I go to a few funky and blissfully smoke-free pubs in South London when I'm in town (I don't live in the UK) and enjoy them. One serves great food and the other snacks. It's clear they're suffering a bit but they seem to have good business nonetheless. There's a traditional corner pub across the street that's packed each night. Mind you, this is in an art student area :)
Before the smoking ban I hardly went at all -- it just wasn't worth it. What I can't stand are the pubs with enormous tellies playing sports all day.
If I were a smoker I probably wouldn't bother -- what a grim chore to go outside for a fag. But then they should quit anyway.
Roym, you are an idiot.
If your "majority" was kept out of pubs before the ban, then the rate of closure would have come down since you "are able" to go in again.
I'm not even going to start on your view about "minorities" having to be kept out of private places of business by government diktat.
There are a number of reasons depending on the market the pub served.
Some pubs have suffered badly from the smoking ban - primarily the traditional pub.
Other pubs have lost customers due to the cost of beer - I see a lot less people in places like Walkabouts these days.
There is also the element of violence, some Town centres have been abandoned due to problems, which have now pretty much gone.
The winners have been the likes of Weatherspoons, supermarkets and more niche places like Manchesters Northern Quarter.
Although with the supermarkets that comes at a cost - in a bar you have to wait to be served, maybe play pool or a fruit machine, or try some chat up lines. At home you can just keep guzzling away 'til 11ish then head off to the club much more drunk than you would've been from barhopping - thus increasing alcohol-related problems.
Rents for retail premises seem to have followed the housing bubble, but in a peculiar way which means they are still trying to rise even though sales have fallen.
The problem is that a sitting tenant has spent money on fittings etc. so finds it very difficult to walk away when the lease comes up for renewal and the landlord wants to increase the rent. This isn't simply the "concord fallacy" because the tenant will have to pay for fittings a second time if he moves to new premises.
"Fair rents" are determined on the basis of comparing what other landlords are charging, so as long as all the landlords think they ought to be getting more rent than last year rents keep spiraling up and tenants keep renewing until margins are squeezed to the point where they go broke.
The problem is with the land owner "pubcos". They are extremely leveraged, and now getting squeezed. The only way for them to keep breaking the covenants is to raise the rents, however raising rents into a recession is not gonna work.
Until these companies BK, they will keep forcing pub operators out of business:
http://ftalphaville.ft.com/blog/2008/12/10/50281/a-free-house/
http://www.thedailymash.co.uk/news/society/why-are-all-the-pubs-closing?-ask-people-who-never-go-to-the-pub-200903051623/
Of course the smoking ban.

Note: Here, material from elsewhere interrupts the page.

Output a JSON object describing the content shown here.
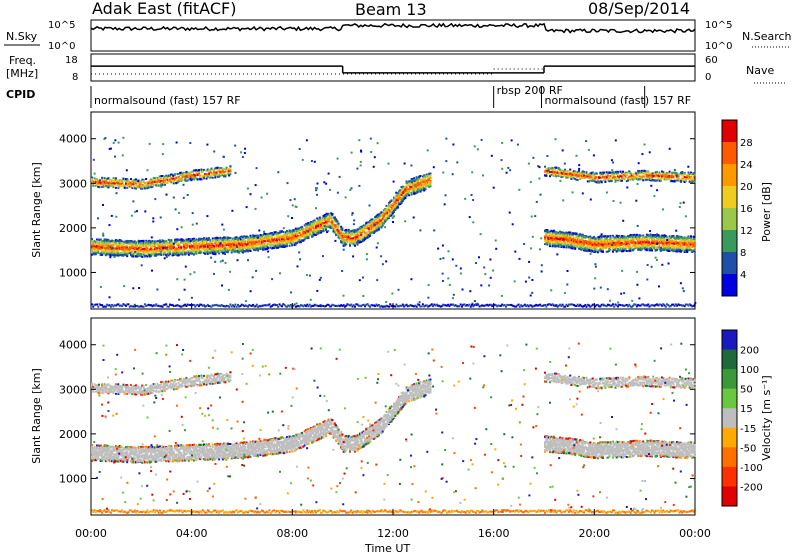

Nothing else to discuss. If you delve further into it you could verify that the closure rate for pubs without garden areas (i.e. smoke on the street) is higher.
Further, you might have noticed that drinking outside, for various social reasons, is being clamped down on. Picnics are gone too.

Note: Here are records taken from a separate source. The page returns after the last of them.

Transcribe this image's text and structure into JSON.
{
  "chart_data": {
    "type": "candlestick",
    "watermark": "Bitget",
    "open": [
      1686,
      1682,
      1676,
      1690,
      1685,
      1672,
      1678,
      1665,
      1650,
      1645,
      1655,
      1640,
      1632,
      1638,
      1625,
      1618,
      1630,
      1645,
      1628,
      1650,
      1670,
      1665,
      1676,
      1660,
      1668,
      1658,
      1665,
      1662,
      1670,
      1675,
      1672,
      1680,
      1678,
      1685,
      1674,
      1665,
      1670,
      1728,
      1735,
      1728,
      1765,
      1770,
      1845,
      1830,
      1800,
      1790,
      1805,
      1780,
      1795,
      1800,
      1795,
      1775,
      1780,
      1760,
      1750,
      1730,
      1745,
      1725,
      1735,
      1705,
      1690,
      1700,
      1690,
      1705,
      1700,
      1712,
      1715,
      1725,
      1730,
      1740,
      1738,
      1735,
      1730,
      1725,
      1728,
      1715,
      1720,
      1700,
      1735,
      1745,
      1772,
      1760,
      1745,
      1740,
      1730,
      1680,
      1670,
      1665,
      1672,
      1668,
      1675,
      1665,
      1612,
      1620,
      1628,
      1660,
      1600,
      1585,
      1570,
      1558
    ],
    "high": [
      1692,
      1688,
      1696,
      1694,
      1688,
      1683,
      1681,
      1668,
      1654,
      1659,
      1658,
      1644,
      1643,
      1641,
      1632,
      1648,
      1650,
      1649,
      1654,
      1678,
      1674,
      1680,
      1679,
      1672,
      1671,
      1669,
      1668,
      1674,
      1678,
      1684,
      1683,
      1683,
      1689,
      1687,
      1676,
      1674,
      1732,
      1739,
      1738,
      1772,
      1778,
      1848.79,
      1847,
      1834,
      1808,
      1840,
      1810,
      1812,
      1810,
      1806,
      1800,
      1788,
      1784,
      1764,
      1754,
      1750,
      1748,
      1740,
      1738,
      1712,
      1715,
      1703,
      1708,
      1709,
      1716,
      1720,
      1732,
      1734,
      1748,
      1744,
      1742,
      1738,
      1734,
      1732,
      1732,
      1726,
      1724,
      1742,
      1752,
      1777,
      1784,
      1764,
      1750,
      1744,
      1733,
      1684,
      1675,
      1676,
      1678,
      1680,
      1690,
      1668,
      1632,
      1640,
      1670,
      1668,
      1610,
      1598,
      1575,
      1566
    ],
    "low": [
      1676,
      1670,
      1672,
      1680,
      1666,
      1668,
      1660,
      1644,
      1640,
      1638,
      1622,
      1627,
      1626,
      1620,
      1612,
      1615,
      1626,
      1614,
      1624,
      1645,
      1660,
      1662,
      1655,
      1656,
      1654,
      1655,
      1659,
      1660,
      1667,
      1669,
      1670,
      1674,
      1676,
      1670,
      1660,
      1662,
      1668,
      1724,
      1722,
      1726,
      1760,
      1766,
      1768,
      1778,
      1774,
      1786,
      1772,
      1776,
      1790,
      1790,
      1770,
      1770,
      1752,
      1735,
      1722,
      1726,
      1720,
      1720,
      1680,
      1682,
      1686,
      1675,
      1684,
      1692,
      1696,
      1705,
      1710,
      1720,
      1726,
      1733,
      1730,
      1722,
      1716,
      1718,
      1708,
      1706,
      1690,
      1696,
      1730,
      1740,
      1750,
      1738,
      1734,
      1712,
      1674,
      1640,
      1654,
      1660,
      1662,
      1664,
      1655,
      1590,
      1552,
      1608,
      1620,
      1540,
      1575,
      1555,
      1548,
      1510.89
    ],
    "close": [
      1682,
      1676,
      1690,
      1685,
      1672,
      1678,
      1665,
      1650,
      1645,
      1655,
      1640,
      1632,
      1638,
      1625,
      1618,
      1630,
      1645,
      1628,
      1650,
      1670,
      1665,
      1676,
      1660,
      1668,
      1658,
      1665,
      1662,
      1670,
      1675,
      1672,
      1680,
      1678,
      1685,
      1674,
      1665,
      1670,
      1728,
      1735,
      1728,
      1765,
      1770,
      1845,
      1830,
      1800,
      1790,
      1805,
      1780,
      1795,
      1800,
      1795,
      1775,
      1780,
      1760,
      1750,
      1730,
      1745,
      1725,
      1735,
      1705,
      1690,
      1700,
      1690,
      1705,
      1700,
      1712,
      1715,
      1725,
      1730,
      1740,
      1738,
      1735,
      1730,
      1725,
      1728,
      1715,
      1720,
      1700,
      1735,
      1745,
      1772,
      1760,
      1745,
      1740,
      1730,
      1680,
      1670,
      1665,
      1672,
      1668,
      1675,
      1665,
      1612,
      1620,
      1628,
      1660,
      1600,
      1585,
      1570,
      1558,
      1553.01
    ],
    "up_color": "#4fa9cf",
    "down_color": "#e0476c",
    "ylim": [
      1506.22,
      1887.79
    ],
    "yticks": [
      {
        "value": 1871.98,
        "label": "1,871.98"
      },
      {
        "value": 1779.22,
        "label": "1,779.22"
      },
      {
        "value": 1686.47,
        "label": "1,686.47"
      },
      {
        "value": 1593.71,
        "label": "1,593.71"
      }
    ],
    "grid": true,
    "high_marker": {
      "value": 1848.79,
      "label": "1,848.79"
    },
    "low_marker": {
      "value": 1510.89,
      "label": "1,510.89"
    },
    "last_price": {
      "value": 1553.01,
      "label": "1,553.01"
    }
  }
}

The only pubs that will survive will be clean, have great food, great service, fresh beer, safe, safe, safe, no creeps, hooligans or scum, and no bad, British attitude. Actually, this is a massive opportunity for people from Europe to come over start the sort of art bars you find there, that are funky, make cocktails, have great music and food, and tend to be designed by some dude in odd glasses.
I like to sit out in a beer garden in the summer, supping the pint contemplative. It used to be lovely - all the loud, ignorant yahoos were talking shite indoors in a smokey fug. Now the bastards come outdoors, spoiling the experience for me. Bloody Labour government.